There are some giants out here 5 to 12 lb fish no lie


----------



## cody&ryand (Oct 3, 2007)

I want to see the 12lb sheephead that's a good fish


----------



## CurDog (Nov 14, 2010)

RandyGuy said:


> There are some giants out here 5 to 12 lb fish no lie


where's "out here" ? Outside the Pass or inside the Pass at Bird Island?


----------



## ThaFish (Feb 27, 2013)

CurDog said:


> where's "out here" ? Outside the Pass or inside the Pass at Bird Island?


He's talking about Bob Sykes.


----------



## Yakavelli (Mar 17, 2010)

Espo would be all over this if it were a hunting report...


----------



## 24ft fishmaster (Apr 26, 2012)

Still waiting


----------



## RandyGuy (Dec 20, 2014)

Big fish


----------



## RandyGuy (Dec 20, 2014)

Only caught 2. 13"-15"
So I started by using split shots but realized they were not biting and the pinfish were taking my bait, so I free lined my crab down close to the pylon and the craziest thing happened. sheepshead swam off the pylon and inhaled my crab immediate hook up. After the first fish then all the other sheepshead started coming out from different places swimming under the bridge. About this time is when the big females started to feed on the pylon. If you look at the first picture you can see the end of the tail of that fish. So a 12 lb fish now becomes a 15 lb fish. This year it is going to call for some braid for those big fish.

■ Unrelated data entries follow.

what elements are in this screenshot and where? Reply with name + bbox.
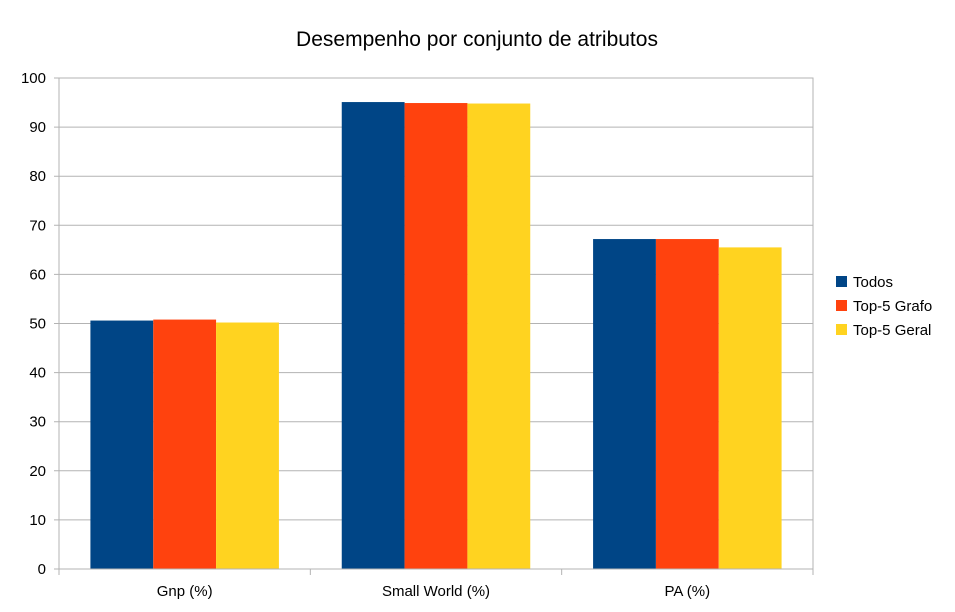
bar (718, 247, 782, 569)
y-tick-label: 10 (29, 512, 46, 529)
y-tick-label: 0 (38, 561, 46, 578)
legend-swatch (836, 300, 847, 311)
y-tick-labels: 0 10 20 30 40 50 60 70 80 90 100 (21, 70, 46, 578)
y-tick-label: 90 (29, 119, 46, 136)
y-tick-label: 30 (29, 414, 46, 431)
bar (467, 103, 531, 570)
bar (216, 322, 279, 569)
legend-label: Top-5 Grafo (853, 298, 932, 315)
y-tick-label: 100 (21, 70, 46, 87)
legend-label: Top-5 Geral (853, 322, 931, 339)
y-tick-label: 60 (29, 266, 46, 283)
y-tick-label: 50 (29, 316, 46, 333)
y-tick-label: 40 (29, 365, 46, 382)
legend-label: Todos (853, 274, 893, 291)
legend-swatch (836, 324, 847, 335)
bar (404, 103, 468, 569)
bar (341, 102, 405, 570)
y-tick-label: 70 (29, 217, 46, 234)
y-tick-label: 20 (29, 463, 46, 480)
x-tick-labels: Gnp (%) Small World (%) PA (%) (157, 583, 710, 600)
x-tick-label: Small World (%) (382, 583, 490, 600)
chart-title: Desempenho por conjunto de atributos (296, 28, 658, 51)
plot-frame (58, 77, 814, 570)
bar (655, 239, 719, 569)
x-tick-label: PA (%) (665, 583, 711, 600)
y-tick-label: 80 (29, 168, 46, 185)
x-tick-label: Gnp (%) (157, 583, 213, 600)
bar (593, 239, 656, 569)
bar (90, 320, 154, 569)
bars (90, 102, 782, 570)
bar (153, 319, 217, 569)
legend-swatch (836, 276, 847, 287)
axes (58, 77, 814, 575)
legend: Todos Top-5 Grafo Top-5 Geral (836, 274, 932, 339)
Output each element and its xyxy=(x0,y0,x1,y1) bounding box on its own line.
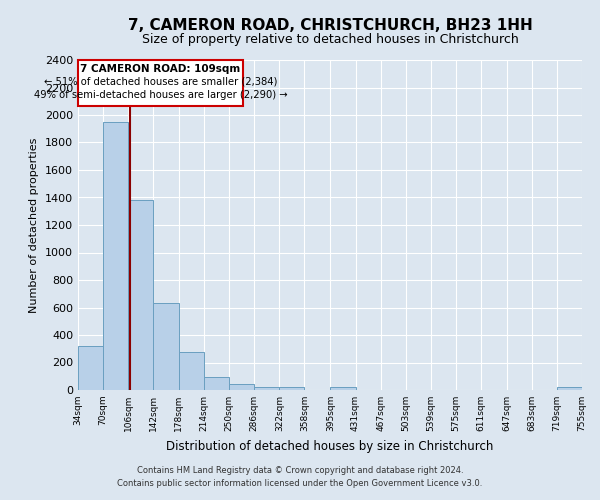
Bar xyxy=(128,200,154,390)
Bar xyxy=(280,387,304,390)
Bar xyxy=(557,387,582,390)
Text: Contains HM Land Registry data © Crown copyright and database right 2024.
Contai: Contains HM Land Registry data © Crown c… xyxy=(118,466,482,487)
Bar xyxy=(254,386,280,390)
X-axis label: Distribution of detached houses by size in Christchurch: Distribution of detached houses by size … xyxy=(166,440,494,452)
Bar xyxy=(154,304,179,390)
Bar xyxy=(103,122,128,390)
Bar xyxy=(179,352,204,390)
FancyBboxPatch shape xyxy=(78,60,243,106)
Y-axis label: Number of detached properties: Number of detached properties xyxy=(29,138,40,312)
Bar xyxy=(229,384,254,390)
Text: Size of property relative to detached houses in Christchurch: Size of property relative to detached ho… xyxy=(142,32,518,46)
Bar xyxy=(204,377,229,390)
Text: 49% of semi-detached houses are larger (2,290) →: 49% of semi-detached houses are larger (… xyxy=(34,90,287,100)
Bar xyxy=(78,346,103,390)
Text: ← 51% of detached houses are smaller (2,384): ← 51% of detached houses are smaller (2,… xyxy=(44,76,277,86)
Bar xyxy=(331,387,356,390)
Text: 7 CAMERON ROAD: 109sqm: 7 CAMERON ROAD: 109sqm xyxy=(80,64,241,74)
Text: 7, CAMERON ROAD, CHRISTCHURCH, BH23 1HH: 7, CAMERON ROAD, CHRISTCHURCH, BH23 1HH xyxy=(128,18,532,32)
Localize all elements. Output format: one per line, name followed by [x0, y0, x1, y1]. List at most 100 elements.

Tight lines everyone and don't just try crabs but also go out there with some live shrimp, you never know the bigger fish will take those in a heart beat.


----------



## LIM-IT-OUT (Aug 26, 2014)

catch'em up


----------



## Dunt (Aug 14, 2015)

Raw oyster on a dropshot hook... bam...


----------



## Smarty (Nov 23, 2008)

ThaFish said:


> He's talking about Bob Sykes.


Dang it youngun! There are NO fish there. I repeat, there are no fish there at all. Ah heck. What do I care anyhow. Cold weather will be here this weekend and most will not be out there hooking up with some good eats. It's that time of year again


----------



## RandyGuy (Dec 20, 2014)

Hey smarty I have no reason to lie. What I saw with my eyes would blow your mind at how big these fish will be this year.


----------



## Smarty (Nov 23, 2008)

There are no Stingray either, I swear!


----------



## ThaFish (Feb 27, 2013)

Smarty said:


> There are no Stingray either, I swear!


Hey Smarty, what kind of potato did you use to take those pictures?


----------



## RandyGuy (Dec 20, 2014)

Only saw one stingray but he was swimming at the top.


----------



## Jason (Oct 2, 2007)

Look like goodens to me!!! I reckon the bridges will be full now!!!


----------



## advobwhite (Nov 22, 2012)

Anybody eat the rays around here? I have heard good things about the wings if you take the time to clean them and prepare them correctly. I also know they are of course some of the best shark bait you can find


----------



## Ocean Master (May 20, 2008)

January and February are the best months for them especially on Bob Sikes. When I fished for them 20 to 30 a day was common.


----------



## RandyGuy (Dec 20, 2014)

Caught 1 lost 1 yesterday


----------



## dmckinnon07 (Sep 4, 2012)

Time to bring out the bow. Hopefully the target practice on mullet pays off. I have already seen a few at wahoo park " my stop on the way home from work" but I want the fat sheepies


----------